Colpaart: Economics 101 says that in order for markets to work, consumers need access to information. The agribusiness and food industry shouldn’t get to decide. If consumers are demanding labeling, industry should stand by their products and let the consumers decide. Their efforts to stifle public discourse on this issue only make them seem suspicious.

Jaffe: Mandatory labels should be used only for the most important information about food safety, such as the presence of allergens, and nutritional information, such as trans fat content. There’s nothing harmful about eating an ingredient that’s genetically engineered. I do believe that consumers who want to know whether there are ingredients that came from GE crops should have that information available to them.

The CSPI’s No. 1 legislative priority in the GMO area is a mandatory FDA approval process for GE crops. In our view, there’s a real weakness there, in that the FDA doesn’t have a mandatory premarket approval process for GE crops; they have a voluntary consultation process. We’d rather see a process that ensures that the foods made from these crops are safe before they get to the market.

Ruhs: GMOs easily can be avoided in the food supply by choosing USDA Organic products. I’m opposed to labeling because it raises undue concern about GMOs and, in my opinion, is a waste of a lot of money that can be focused on more important issues, such as funding the SNAP program or child nutrition programs. The USDA, FDA, CDC, and several national medical and health organizations have deemed GMOs identical to their non-GMO counterparts and safe for human consumption. Furthermore, there are a limited number of GMO crops in the food supply—less than a dozen—that are mostly found in highly processed foods.
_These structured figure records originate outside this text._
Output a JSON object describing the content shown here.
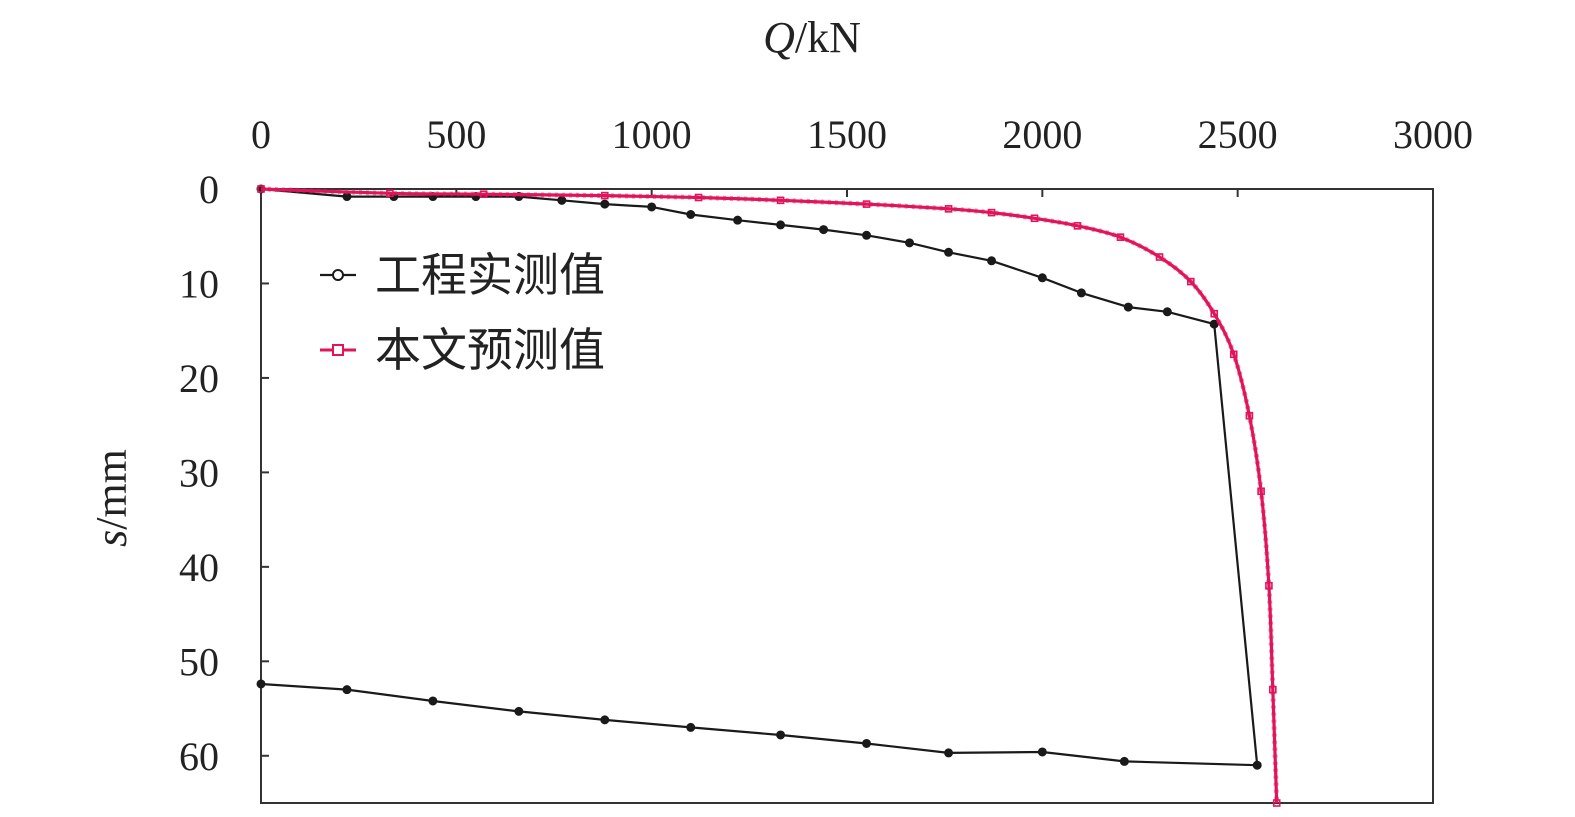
{
  "chart_data": {
    "type": "line",
    "xlabel": "Q/kN",
    "xlabel_italic": "Q",
    "xlabel_unit": "/kN",
    "ylabel": "s/mm",
    "ylabel_italic": "s",
    "ylabel_unit": "/mm",
    "xlim": [
      0,
      3000
    ],
    "ylim": [
      0,
      65
    ],
    "x_axis_position": "top",
    "y_axis_inverted": true,
    "xticks": [
      "0",
      "500",
      "1000",
      "1500",
      "2000",
      "2500",
      "3000"
    ],
    "yticks": [
      "0",
      "10",
      "20",
      "30",
      "40",
      "50",
      "60"
    ],
    "grid": false,
    "legend_position": "top-left",
    "series": [
      {
        "name": "工程实测值",
        "color": "#1a1a1a",
        "marker": "circle",
        "points": [
          [
            0,
            0
          ],
          [
            220,
            0.8
          ],
          [
            340,
            0.8
          ],
          [
            440,
            0.8
          ],
          [
            550,
            0.8
          ],
          [
            660,
            0.8
          ],
          [
            770,
            1.2
          ],
          [
            880,
            1.6
          ],
          [
            1000,
            1.9
          ],
          [
            1100,
            2.7
          ],
          [
            1220,
            3.3
          ],
          [
            1330,
            3.8
          ],
          [
            1440,
            4.3
          ],
          [
            1550,
            4.9
          ],
          [
            1660,
            5.7
          ],
          [
            1760,
            6.7
          ],
          [
            1870,
            7.6
          ],
          [
            2000,
            9.4
          ],
          [
            2100,
            11.0
          ],
          [
            2220,
            12.5
          ],
          [
            2320,
            13.0
          ],
          [
            2440,
            14.3
          ],
          [
            2550,
            61.0
          ],
          [
            2210,
            60.6
          ],
          [
            2000,
            59.6
          ],
          [
            1760,
            59.7
          ],
          [
            1550,
            58.7
          ],
          [
            1330,
            57.8
          ],
          [
            1100,
            57.0
          ],
          [
            880,
            56.2
          ],
          [
            660,
            55.3
          ],
          [
            440,
            54.2
          ],
          [
            220,
            53.0
          ],
          [
            0,
            52.4
          ]
        ]
      },
      {
        "name": "本文预测值",
        "color": "#e0155b",
        "marker": "square",
        "asymptote_q": 2600,
        "points": [
          [
            0,
            0
          ],
          [
            330,
            0.45
          ],
          [
            570,
            0.55
          ],
          [
            880,
            0.7
          ],
          [
            1120,
            0.9
          ],
          [
            1330,
            1.2
          ],
          [
            1550,
            1.6
          ],
          [
            1760,
            2.1
          ],
          [
            1870,
            2.5
          ],
          [
            1980,
            3.1
          ],
          [
            2090,
            3.9
          ],
          [
            2200,
            5.1
          ],
          [
            2300,
            7.2
          ],
          [
            2380,
            9.8
          ],
          [
            2440,
            13.2
          ],
          [
            2490,
            17.5
          ],
          [
            2530,
            24.0
          ],
          [
            2560,
            32.0
          ],
          [
            2580,
            42.0
          ],
          [
            2590,
            53.0
          ],
          [
            2600,
            65.0
          ]
        ]
      }
    ]
  }
}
Save money on costly GMO labeling projects and invest in educating Americans about eating more whole grains, fruits, vegetables, low-fat dairy, and lean animal proteins—none of which naturally contain any GMO ingredients.

TD: A common criticism of GE crops is that large corporations have an undue influence in their creation and distribution. Is it possible to increase access to food and decrease world hunger without allowing corporate interests to monopolize the process?
Colpaart: I think campaign finance reform would take back the ability of politicians to make decisions that favor the public interest over those of big agribusiness. Living wages for people are important, too. Also, antitrust enforcement would limit the ability of large companies to dominate markets and policy. Globally, four chemical companies dominate the market, creating unprecedented ownership and control of plant genetic resources, decreases in seed options, and price increases. We need to reinvigorate public plant breeding programs.

Katic: I’m not against regulation, but too much regulation makes the technology more expensive, making it harder for small, independent companies to produce it and small farmers to gain access to it.

Another important consideration is that a lot of research is done at the university level. Looking at the example of Hawaiian papaya, that research wasn’t driven by any company or any corporate interest. This technology isn’t necessarily owned by just one company or a handful of companies; this research is being done at universities all across the world.

Companies also have funded small operations around the world or provided microloans to operations that try to get tools in the hands of needy farmers or farmers in developing countries. People often don’t hear about those efforts; what they usually hear about is the corporate takeover of our agriculture system, and that’s just not an accurate depiction.

— David Yeager is a freelance writer and editor based in Royersford, Pennsylvania.